External Validity Experiments:
To address concerns about the generalizability of these findings to real-world tasks, three supplementary experiments were conducted:

  1. Messiness Factors: HCAST and RE-Bench tasks were scored against 16 "messiness" factors (e.g., resource-limited, novel, dynamic environment). While models performed worse on tasks with higher messiness scores, the trend in AI agent performance over time was consistent across both lower and higher messiness subsets, with no evidence of plateaus.
  2. SWE-bench Verified [7]: Replication of the methodology on SWE-bench Verified, which includes human difficulty annotations, confirmed the exponential trend, with an even shorter doubling time.

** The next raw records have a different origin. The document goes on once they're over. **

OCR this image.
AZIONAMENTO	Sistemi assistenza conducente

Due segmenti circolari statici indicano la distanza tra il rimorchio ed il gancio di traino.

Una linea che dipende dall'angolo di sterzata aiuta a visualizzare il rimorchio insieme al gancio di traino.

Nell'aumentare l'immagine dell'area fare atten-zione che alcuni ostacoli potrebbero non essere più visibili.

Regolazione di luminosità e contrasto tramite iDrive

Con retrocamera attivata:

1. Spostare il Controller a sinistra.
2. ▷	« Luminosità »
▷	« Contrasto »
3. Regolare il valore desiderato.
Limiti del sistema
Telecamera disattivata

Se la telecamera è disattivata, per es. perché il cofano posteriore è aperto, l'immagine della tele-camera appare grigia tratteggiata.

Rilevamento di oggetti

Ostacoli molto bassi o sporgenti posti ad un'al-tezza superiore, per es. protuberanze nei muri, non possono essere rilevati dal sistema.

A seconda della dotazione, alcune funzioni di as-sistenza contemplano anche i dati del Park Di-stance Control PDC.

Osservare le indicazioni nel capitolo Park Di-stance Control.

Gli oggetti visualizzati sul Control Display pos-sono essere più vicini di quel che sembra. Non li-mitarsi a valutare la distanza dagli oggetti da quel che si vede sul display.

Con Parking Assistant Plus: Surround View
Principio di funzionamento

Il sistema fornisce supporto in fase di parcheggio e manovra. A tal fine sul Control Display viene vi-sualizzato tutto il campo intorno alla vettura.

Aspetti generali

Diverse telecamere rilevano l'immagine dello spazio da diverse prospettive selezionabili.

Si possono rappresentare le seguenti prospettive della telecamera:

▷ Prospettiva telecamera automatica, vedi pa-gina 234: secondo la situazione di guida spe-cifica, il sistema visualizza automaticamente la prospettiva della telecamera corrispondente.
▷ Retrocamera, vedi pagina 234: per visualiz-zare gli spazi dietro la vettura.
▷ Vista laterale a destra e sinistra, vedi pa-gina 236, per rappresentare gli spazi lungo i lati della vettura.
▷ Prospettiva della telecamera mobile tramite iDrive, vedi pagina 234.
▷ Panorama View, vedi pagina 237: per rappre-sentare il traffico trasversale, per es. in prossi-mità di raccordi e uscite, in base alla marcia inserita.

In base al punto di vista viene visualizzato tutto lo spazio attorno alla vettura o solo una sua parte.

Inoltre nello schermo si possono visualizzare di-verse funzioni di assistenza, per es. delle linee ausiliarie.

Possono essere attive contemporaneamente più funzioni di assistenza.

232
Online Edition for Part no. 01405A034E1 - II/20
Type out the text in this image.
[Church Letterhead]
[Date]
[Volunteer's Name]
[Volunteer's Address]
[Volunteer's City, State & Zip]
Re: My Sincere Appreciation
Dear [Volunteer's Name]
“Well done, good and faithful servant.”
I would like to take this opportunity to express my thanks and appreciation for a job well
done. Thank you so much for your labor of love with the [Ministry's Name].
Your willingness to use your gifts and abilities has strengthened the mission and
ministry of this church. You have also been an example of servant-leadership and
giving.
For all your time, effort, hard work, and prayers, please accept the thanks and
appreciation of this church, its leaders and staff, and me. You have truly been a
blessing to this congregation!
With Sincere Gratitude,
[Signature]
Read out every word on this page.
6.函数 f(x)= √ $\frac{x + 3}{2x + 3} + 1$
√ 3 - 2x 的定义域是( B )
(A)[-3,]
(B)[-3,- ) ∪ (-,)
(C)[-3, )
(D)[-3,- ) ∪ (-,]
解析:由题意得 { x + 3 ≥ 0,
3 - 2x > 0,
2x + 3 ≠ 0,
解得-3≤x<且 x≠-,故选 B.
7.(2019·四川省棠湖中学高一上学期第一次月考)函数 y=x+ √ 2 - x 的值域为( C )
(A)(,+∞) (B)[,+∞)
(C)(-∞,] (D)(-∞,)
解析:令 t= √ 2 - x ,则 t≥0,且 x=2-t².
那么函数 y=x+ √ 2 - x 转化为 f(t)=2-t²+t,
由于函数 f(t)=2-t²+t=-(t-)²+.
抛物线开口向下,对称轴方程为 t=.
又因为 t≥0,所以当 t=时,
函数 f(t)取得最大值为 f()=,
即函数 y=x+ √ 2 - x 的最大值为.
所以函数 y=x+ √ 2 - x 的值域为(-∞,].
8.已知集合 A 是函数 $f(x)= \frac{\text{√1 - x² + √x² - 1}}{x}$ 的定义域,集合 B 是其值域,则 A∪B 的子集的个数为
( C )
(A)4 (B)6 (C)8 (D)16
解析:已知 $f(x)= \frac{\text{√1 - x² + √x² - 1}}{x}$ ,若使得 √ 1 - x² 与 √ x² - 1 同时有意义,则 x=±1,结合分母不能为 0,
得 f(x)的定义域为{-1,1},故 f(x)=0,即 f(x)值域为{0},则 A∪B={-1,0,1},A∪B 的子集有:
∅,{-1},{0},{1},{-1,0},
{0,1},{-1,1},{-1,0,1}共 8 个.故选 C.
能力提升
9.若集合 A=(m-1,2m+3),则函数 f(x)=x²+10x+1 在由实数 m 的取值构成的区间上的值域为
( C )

This might be due to potential underestimation of contractor time for easier SWE-bench tasks by maintainer-centric difficulty annotations.
  3. Internal Pull Requests (PRs): Evaluation of AI agent performance on internal PRs revealed significant differences in human completion times (contractors taking 5-18x longer than repo maintainers). When contractor time was used as the task length measure, the AI time horizons derived from the combined SWAA, HCAST, and RE-Bench data were compatible with AI agent performance on internal PRs.

The supplementary experiments provided little evidence that performance trends are meaningfully slower on more realistic tasks tested, though they highlighted that AI agent time horizons can vary significantly based on task domain and the reference human population.

Implications:
Naively extrapolating the observed trend suggests that AI systems could achieve a time horizon of over one month (167 work hours) between late 2028 and early 2031. However, this extrapolation is subject to external validity concerns and potential changes in future growth rates. The paper discusses various factors that could either accelerate or decelerate this trend.